Capítulo 42 – Aquellas otras peñas desaparecidas de los años 50

Tal como ya se ha comentado en otros capítulos anteriores, las peñas volvieron a emerger con fuerza a raíz, en primer lugar, de las bodas de oro del Club y, posteriormente, con la lenta recuperación económica de la sociedad y el gran equipo de las Cinco Copas de los años 50. Una época que representa el tercer impulso del Movimiento de Peñas del FC Barcelona.

Desgraciadamente, no han podido llegar a nuestros días todas aquellas que se crearon. De algunas que desaparecieron con el paso de los años se encuentra información; de otras simplemente se sabe que existieron; y de otras no hay ninguna noticia hasta el momento. No obstante, algunas de las que se tiene constancia aparecen en un cuadro que 42 peñas regalaron a la directiva del FC Barcelona. De la mayoría de estas peñas, creadas en los años 50, ya no se ha sabido nada, aunque en su día tuvieron un peso específico, tanto en la inauguración del Camp Nou, donde algunas contribuyeron económicamente, como en años posteriores.

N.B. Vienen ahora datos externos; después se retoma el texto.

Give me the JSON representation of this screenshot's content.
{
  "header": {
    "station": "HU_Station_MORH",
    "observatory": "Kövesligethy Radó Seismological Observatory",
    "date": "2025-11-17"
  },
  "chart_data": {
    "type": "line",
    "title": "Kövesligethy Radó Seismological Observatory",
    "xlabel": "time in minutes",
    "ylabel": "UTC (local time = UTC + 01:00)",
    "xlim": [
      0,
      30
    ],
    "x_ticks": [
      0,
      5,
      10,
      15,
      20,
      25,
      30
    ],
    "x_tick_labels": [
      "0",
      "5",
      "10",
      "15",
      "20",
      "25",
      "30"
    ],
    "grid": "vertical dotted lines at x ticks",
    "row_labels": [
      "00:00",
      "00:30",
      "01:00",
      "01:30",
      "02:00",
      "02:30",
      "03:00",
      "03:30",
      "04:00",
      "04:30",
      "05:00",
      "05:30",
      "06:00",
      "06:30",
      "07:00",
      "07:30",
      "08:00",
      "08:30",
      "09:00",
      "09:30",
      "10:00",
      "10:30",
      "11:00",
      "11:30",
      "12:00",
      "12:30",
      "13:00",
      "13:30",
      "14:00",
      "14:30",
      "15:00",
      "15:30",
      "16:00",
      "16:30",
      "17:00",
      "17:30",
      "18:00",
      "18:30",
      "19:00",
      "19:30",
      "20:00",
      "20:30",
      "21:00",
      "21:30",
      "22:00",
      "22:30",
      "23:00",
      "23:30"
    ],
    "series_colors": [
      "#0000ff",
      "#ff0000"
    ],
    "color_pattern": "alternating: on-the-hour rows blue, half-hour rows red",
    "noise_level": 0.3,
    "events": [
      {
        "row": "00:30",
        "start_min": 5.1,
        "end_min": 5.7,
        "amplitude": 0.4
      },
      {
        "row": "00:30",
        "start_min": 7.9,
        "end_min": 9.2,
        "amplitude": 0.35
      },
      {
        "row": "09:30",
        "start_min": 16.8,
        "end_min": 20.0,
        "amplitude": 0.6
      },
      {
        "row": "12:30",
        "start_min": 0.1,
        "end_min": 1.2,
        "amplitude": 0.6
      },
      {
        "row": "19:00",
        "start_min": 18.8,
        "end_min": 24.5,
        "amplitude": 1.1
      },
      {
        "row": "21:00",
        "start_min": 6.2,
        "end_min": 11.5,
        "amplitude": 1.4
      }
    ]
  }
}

Peñas desaparecidas en Cataluña

Algunos ejemplos de estas peñas emblemáticas son la Peña Alirón, la Peña Barça de Reus, fundada en el año 1950 y de la cual no se ha podido encontrar ninguna referencia entre los barcelonistas de la capital del Baix Camp. Y es muy importante, porque eso la convertiría en la peña más antigua fuera de Barcelona creada después de la guerra. También la Peña Azulgrana es todo un misterio, y no se ha podido averiguar si tenía alguna relación con aquella antigua Peña Azulgrana de la cual el equipo de fútbol visitó en Igualada a finales de los años 50, lo que la convertiría en la segunda que sobrevivió a la Guerra Civil. No obstante, el nombre es lo suficientemente común como para pensar que no se trate de la misma.

Otros ejemplos fueron la emblemática Peña Barcelonista Canaletas, situada en el corazón del barcelonismo, o de la misma esencia originaria de las peñas barcelonistas, el Círculo Barcelonista, del cual no sabemos si tiene algo que ver con un Cercle Barcelonista que actuaba en la Segunda República. También está la Peña Barcelonista de Gracia, fundada en 1955; la Agrupación Barcelonista de Horta, del año 1959; la Peña Deportiva Nou Camp; la Gran Peña Barcelonista de Barcelona, fundada en 1955; o la Peña Barcelonista Segarra, en honor al que fue el gran capitán del FC Barcelona.

Fuera del cuadro expuesto, cabe destacar también –a través de nuestro compañero y colaborador Joan Vinyals y su colección “pinspenyes”– la existencia de una serie de peñas de las que tan solo sabemos que existieron. También se desconoce cualquier otra actividad que no sea la que se desprende del propio nombre de la peña. Son la Peña Barcelonista Barcino (1948), la Peña Barcelonista Olivella (1957), la Peña Eulogio Martínez (1957) y la Peña Evaristo de Macedo (1958).

La dificultad de las peñas en plena dictadura

Para terminar con las peñas fundadas en los años 50, cabe destacar un hecho que desmiente las teorías que afirmaban que la primera peña fuera de los Países Catalanes fue la Peña Barcelonista de Avilés (Asturias) en el año 1960, actualmente inactiva. Hace poco, se descubrió que la primera peña que existió en el resto del estado español fue la Peña Blaugrana Santa Cruz de la Palma en Tenerife, con el número de credencial 389 según unas fuentes, y con el 774 según otras. La fecha de fundación se remonta tres años antes que la de Avilés: 1957.

También cabe destacar que, en aquellos tiempos, las peñas con fines sociales tenían más problemas a la hora de ser legalizadas que las peñas con una finalidad únicamente deportiva. Eran tiempos de dictadura donde cualquier asociación era escrupulosamente investigada antes de recibir los papeles legales. Los partidos políticos prohibidos después de la guerra comenzaban a actuar en la clandestinidad y las reuniones de barcelonistas resultaban sospechosas de ocultar cualquier actividad política. Por eso no era extraño que, hasta que una persona adepta al Régimen y con grado de autoridad no diera el visto bueno y buenas referencias al respecto, la oficialidad se retrasara de forma a veces exagerada. De ahí que, en muchos casos, la fecha de fundación de la peña no coincidiera ni mucho menos con la que el Club concedía esta oficialidad. En nuestro caso, siempre hemos intentado considerar la fecha de fundación por encima de cuándo recibieron los papeles estas peñas.